Arrests have dropped 75 percent since May when authorities detained more than 144,000 border-crossers during a record surge of Central American families and children. The administration responded by imposing sweeping restrictions on U.S. asylum processing, requiring migrants to wait in Mexico while their humanitarian claims are adjudicated or flying them to Guatemala with instructions to seek safety there.
One of those programs, the Migrant Protection Protocols, has sent more than 60,000 back to Mexico to wait while U.S. courts process their claims. Thousands are waiting in makeshift camps and shelters on the Mexican side of the border, where reports of kidnappings and attacks against asylum seekers are commonplace.
The U.S. Court of Appeals for the 9th Circuit on Wednesday upheld an injunction blocking the Trump administration from placing migrants in the MPP program after March 11, but the ruling will apply only to those who cross the border into Arizona or California.
Government attorneys have asked the Supreme Court to stay that injunction and allow the MPP program to continue border-wide.
The president said this week that his administration is prepared to close the southern border entirely in response to the coronavirus outbreak, but there are no indications CBP is taking steps to do so. Mexico has confirmed only a handful of infections, far fewer than the United States.
Ken Cuccinelli, an acting deputy secretary of the Department of Homeland Security, told senators Thursday that CBP has amplified its screening for potential coronavirus cases at U.S. land border points of entry, in addition to its airports. The agency has “excluded over 300 foreign nationals” at the three border crossings most heavily used by Chinese nationals, some of whom he said had flown to Canada or Mexico in an effort to skirt U.S. travel restrictions pertaining to the coronavirus.
The United States is banning the entry of most foreign nationals who recently visited or departed China. U.S. citizens and permanent residents who recently visited China are subject to additional screening, and thousands — including those who have no symptoms of illness — have been referred for 14 days of self-monitoring and isolation at home.
“It has not been uncommon for Chinese nationals to fly to Tijuana or Vancouver or Montreal . . . and then cross into the United States,” Cuccinelli told lawmakers Thursday at a Senate Homeland Security and Governmental Affairs Committee hearing.

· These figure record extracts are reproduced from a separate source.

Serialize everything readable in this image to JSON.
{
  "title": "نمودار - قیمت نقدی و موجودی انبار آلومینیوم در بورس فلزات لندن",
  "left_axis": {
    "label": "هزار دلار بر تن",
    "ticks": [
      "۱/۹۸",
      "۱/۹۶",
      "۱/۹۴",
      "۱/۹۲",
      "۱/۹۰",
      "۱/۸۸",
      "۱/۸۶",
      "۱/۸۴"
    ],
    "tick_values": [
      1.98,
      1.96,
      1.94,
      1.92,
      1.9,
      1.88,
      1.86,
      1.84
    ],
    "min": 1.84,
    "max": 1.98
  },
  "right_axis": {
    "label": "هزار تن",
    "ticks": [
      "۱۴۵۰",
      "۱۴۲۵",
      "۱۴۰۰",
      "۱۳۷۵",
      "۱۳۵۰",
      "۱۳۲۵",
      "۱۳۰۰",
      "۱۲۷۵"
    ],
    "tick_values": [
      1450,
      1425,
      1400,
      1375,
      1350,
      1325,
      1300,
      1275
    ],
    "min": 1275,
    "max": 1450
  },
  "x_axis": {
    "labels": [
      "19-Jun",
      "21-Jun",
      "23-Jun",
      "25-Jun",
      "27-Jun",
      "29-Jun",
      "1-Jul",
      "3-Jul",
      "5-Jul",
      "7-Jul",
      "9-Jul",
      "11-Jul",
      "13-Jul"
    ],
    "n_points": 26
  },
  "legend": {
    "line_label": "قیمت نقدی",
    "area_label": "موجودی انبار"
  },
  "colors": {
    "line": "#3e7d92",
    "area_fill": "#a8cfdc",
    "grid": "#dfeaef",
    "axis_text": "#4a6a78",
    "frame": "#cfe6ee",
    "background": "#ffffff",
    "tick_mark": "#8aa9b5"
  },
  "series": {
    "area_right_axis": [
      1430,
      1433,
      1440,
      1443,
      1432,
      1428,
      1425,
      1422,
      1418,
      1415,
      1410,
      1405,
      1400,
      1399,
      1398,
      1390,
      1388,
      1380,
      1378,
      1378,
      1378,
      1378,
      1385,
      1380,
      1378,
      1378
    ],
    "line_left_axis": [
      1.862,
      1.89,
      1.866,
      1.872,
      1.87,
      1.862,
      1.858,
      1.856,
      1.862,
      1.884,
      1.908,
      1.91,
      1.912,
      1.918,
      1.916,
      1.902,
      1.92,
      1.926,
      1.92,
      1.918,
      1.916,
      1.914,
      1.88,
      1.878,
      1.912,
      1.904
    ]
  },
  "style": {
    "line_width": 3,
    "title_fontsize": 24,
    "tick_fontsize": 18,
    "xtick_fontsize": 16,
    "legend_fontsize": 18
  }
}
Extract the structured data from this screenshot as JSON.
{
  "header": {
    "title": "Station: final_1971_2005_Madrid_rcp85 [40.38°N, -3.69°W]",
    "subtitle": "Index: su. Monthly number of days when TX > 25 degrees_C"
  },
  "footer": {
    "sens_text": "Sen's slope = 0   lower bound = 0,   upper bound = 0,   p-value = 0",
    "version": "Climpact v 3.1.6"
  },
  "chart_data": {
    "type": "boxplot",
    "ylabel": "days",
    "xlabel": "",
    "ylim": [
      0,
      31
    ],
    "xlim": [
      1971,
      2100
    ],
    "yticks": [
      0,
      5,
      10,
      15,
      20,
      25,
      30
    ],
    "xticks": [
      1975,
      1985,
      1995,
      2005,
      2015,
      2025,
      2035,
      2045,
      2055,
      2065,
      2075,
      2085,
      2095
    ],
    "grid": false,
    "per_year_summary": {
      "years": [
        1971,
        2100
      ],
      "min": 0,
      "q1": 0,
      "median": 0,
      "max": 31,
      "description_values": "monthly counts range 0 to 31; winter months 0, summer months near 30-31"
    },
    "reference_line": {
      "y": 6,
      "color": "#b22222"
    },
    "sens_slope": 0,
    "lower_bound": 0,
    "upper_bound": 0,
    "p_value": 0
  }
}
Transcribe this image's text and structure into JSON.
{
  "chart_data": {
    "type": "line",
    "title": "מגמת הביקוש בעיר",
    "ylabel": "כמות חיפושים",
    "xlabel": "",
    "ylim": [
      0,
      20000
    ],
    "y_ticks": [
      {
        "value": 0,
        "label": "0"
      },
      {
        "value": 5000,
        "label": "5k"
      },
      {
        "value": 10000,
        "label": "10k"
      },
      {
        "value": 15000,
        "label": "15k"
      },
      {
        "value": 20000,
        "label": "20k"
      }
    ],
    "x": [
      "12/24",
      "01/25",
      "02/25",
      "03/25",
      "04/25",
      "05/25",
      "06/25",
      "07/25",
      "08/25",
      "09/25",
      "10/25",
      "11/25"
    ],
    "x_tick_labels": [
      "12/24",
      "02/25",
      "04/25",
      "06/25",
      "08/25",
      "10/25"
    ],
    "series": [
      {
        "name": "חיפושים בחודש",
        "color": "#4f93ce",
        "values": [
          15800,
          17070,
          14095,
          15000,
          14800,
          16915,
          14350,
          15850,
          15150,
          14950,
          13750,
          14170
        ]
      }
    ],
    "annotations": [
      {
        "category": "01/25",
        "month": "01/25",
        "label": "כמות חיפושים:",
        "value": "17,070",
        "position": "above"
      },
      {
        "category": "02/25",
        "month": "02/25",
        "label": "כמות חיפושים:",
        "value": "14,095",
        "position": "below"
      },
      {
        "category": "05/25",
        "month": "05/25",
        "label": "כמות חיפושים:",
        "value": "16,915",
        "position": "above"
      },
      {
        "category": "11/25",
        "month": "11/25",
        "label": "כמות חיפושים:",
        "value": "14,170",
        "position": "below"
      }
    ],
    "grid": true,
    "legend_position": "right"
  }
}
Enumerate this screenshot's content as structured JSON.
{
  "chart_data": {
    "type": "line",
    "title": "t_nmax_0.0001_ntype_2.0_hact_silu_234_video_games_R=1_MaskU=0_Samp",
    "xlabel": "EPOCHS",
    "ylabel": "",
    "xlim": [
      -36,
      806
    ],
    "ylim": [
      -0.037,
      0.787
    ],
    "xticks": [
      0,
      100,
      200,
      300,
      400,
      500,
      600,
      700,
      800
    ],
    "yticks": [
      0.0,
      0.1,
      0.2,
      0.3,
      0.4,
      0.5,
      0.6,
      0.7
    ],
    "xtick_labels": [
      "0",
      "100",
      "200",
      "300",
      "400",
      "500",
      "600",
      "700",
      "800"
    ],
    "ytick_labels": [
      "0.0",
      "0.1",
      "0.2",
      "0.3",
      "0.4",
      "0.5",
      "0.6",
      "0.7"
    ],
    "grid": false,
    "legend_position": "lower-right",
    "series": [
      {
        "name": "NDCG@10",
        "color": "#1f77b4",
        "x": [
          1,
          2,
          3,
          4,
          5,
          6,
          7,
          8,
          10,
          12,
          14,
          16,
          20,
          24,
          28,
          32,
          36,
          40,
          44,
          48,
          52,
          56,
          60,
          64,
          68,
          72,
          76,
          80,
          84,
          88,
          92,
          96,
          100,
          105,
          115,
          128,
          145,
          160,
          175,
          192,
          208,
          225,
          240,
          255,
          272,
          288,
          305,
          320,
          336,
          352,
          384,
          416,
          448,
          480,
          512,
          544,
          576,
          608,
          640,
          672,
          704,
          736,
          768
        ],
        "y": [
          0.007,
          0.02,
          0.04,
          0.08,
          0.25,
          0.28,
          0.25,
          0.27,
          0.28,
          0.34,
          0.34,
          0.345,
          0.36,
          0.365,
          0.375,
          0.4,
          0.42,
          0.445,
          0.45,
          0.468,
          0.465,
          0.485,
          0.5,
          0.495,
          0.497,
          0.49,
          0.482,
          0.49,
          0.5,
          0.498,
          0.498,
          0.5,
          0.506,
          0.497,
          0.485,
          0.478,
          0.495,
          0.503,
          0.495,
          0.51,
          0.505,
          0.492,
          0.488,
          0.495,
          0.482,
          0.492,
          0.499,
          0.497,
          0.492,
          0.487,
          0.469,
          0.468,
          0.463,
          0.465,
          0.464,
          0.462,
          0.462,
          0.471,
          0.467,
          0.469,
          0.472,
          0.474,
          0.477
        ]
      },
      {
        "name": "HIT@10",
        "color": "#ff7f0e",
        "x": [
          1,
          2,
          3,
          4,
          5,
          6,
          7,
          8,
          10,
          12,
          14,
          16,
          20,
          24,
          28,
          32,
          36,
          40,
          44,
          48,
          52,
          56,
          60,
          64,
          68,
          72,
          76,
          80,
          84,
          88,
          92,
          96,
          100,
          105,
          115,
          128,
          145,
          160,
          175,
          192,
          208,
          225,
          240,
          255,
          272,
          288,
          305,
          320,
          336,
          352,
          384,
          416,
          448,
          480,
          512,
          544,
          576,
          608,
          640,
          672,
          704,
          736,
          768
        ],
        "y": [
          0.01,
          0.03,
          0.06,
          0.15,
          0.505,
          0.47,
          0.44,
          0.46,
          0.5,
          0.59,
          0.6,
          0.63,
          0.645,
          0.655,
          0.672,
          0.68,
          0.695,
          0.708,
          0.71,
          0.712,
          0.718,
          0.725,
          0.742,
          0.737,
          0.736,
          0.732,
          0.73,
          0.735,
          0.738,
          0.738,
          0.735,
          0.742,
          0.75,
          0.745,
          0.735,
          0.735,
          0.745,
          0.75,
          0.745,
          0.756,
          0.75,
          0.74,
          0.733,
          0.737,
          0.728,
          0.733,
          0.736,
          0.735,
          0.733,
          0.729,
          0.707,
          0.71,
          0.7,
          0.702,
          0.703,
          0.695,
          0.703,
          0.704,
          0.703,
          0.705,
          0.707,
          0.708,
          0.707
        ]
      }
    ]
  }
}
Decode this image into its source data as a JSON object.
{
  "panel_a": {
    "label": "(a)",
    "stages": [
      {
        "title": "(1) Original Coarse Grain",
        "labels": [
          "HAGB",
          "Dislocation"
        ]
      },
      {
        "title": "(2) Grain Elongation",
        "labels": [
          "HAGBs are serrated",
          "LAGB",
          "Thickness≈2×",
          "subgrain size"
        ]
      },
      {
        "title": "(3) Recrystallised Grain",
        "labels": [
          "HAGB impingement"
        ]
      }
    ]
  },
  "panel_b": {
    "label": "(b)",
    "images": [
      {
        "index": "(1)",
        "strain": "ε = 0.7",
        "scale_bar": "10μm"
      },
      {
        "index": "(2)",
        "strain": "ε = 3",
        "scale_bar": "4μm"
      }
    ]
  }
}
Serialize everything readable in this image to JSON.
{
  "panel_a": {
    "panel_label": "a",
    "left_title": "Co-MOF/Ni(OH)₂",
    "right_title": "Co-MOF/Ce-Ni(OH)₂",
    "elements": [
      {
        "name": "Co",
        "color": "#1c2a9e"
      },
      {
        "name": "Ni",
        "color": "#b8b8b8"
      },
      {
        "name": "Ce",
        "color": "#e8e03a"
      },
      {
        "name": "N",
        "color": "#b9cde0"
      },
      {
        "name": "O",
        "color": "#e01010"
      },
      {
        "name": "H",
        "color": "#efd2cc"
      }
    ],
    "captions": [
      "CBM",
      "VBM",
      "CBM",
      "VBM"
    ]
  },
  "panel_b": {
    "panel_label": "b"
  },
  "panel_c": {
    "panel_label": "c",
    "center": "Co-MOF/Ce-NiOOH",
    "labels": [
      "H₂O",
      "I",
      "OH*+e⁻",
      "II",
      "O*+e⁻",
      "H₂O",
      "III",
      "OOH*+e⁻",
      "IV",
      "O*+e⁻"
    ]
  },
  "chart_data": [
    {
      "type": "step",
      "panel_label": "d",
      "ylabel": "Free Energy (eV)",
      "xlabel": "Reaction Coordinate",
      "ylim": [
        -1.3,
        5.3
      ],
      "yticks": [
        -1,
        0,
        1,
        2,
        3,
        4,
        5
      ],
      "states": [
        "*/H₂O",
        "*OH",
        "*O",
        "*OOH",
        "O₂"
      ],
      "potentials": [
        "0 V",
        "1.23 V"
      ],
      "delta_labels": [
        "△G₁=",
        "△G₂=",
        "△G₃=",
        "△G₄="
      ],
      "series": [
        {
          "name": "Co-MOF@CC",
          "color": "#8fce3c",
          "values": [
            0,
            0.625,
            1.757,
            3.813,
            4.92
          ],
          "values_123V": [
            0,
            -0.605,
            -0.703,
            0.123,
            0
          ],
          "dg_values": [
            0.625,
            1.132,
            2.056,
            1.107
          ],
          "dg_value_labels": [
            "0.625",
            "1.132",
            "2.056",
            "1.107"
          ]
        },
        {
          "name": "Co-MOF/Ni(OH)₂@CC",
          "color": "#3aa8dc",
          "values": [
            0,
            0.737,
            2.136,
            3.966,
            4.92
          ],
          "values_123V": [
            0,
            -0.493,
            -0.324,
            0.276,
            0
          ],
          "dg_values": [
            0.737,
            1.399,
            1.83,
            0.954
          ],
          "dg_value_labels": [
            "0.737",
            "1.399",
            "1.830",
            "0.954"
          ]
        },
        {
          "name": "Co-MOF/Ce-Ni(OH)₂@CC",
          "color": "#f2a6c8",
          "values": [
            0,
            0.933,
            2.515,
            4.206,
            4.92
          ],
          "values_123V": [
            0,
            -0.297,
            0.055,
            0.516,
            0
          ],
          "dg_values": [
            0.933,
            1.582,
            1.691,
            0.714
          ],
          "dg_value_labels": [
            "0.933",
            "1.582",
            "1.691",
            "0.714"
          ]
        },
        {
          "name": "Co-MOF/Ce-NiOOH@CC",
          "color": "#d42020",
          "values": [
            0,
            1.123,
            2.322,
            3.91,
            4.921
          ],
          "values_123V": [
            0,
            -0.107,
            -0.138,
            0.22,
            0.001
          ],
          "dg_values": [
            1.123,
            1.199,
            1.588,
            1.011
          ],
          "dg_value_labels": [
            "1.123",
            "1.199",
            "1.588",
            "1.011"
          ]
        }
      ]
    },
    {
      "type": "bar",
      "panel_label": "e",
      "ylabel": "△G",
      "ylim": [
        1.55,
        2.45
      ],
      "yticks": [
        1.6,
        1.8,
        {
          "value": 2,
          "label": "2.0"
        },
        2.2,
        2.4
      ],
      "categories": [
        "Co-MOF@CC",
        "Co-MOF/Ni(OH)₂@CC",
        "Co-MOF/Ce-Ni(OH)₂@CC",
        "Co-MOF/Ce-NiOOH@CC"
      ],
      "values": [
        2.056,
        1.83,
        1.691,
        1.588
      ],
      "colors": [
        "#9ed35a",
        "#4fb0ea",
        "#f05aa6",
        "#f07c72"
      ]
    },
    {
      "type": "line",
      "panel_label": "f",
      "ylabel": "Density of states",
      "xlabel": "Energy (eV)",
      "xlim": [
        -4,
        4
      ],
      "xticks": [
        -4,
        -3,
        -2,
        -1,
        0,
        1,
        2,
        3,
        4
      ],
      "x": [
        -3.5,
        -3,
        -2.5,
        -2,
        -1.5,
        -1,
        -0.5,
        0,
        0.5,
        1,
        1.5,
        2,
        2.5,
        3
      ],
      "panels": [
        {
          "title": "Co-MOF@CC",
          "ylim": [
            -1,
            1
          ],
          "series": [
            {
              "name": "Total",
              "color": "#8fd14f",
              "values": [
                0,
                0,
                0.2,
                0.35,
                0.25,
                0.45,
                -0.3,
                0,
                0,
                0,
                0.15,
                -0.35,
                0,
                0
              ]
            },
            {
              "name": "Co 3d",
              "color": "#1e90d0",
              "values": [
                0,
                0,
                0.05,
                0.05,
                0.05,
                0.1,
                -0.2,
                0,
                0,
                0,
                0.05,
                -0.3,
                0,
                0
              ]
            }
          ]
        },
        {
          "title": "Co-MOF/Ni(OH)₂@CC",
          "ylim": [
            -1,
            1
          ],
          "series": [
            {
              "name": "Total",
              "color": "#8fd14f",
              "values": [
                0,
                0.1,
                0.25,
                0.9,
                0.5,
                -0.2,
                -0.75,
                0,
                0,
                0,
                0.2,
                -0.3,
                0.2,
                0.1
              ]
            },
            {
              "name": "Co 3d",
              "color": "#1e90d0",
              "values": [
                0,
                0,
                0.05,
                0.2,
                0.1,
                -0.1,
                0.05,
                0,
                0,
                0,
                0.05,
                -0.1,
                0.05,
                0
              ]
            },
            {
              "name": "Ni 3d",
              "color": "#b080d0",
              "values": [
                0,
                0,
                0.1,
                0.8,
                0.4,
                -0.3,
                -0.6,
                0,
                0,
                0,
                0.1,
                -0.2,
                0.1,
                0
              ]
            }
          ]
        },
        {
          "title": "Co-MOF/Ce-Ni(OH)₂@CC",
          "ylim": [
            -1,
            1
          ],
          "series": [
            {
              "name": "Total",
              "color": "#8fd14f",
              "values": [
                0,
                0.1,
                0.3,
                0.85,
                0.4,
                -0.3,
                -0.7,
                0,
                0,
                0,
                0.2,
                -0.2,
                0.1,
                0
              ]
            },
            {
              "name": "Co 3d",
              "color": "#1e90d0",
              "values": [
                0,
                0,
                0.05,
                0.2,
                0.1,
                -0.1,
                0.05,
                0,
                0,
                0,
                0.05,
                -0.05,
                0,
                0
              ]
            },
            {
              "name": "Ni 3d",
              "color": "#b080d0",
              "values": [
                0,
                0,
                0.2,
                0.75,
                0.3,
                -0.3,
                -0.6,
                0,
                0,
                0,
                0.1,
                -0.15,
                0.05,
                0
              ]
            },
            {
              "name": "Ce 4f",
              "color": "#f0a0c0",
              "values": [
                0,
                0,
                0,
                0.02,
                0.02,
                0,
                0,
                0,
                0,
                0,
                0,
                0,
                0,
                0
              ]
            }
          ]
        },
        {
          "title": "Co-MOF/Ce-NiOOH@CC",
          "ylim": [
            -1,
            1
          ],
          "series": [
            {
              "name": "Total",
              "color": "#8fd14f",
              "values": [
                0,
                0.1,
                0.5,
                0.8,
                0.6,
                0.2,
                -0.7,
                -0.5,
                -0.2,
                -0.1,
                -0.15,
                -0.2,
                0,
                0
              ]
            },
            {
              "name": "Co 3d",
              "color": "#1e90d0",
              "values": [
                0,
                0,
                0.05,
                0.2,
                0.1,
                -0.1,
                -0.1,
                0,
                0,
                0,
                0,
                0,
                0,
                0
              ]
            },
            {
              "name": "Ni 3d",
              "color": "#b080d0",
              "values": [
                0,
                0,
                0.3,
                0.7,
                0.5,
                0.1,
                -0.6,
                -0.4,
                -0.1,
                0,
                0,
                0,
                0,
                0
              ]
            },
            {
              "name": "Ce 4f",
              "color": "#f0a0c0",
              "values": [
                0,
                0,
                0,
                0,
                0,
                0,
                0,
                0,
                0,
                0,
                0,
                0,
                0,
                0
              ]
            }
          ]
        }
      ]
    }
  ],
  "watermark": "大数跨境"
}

“The three largest land ports of entry for Chinese nationals are Blaine, Washington; Buffalo, New York; and San Ysidro in California,” he said. “. . . At those three ports, the numbers [of Chinese nationals crossing] are sufficiently high that we staged cooperation with HHS medical personnel there, much like we have at the airport.” Canadian nationals who had recently traveled to China make up the largest group denied entry, he said, followed by Chinese travelers.
“We have been very aware of it and confronting it head-on and turning those folks back, frankly,” Cuccinelli added.
Cuccinelli said CBP officials at airports and other ports of entry were giving “obviously a heightened focus” to any travelers who had visited China or Iran, “but also [South] Korea, Italy, and Japan.” Travel history is the “first and biggest flag” for CBP officials screening arrivals to the United States, he said. He also said administration officials were reevaluating daily the possibility of an expanded travel ban.
Currently, individuals identified as having visited high-risk areas might be pulled aside for secondary screening. Individuals deemed particularly at risk are referred for medical screenings by contractors on-site at ports of entry, and potential cases are then referred to the Centers for Disease Control and Prevention, Cuccinelli said.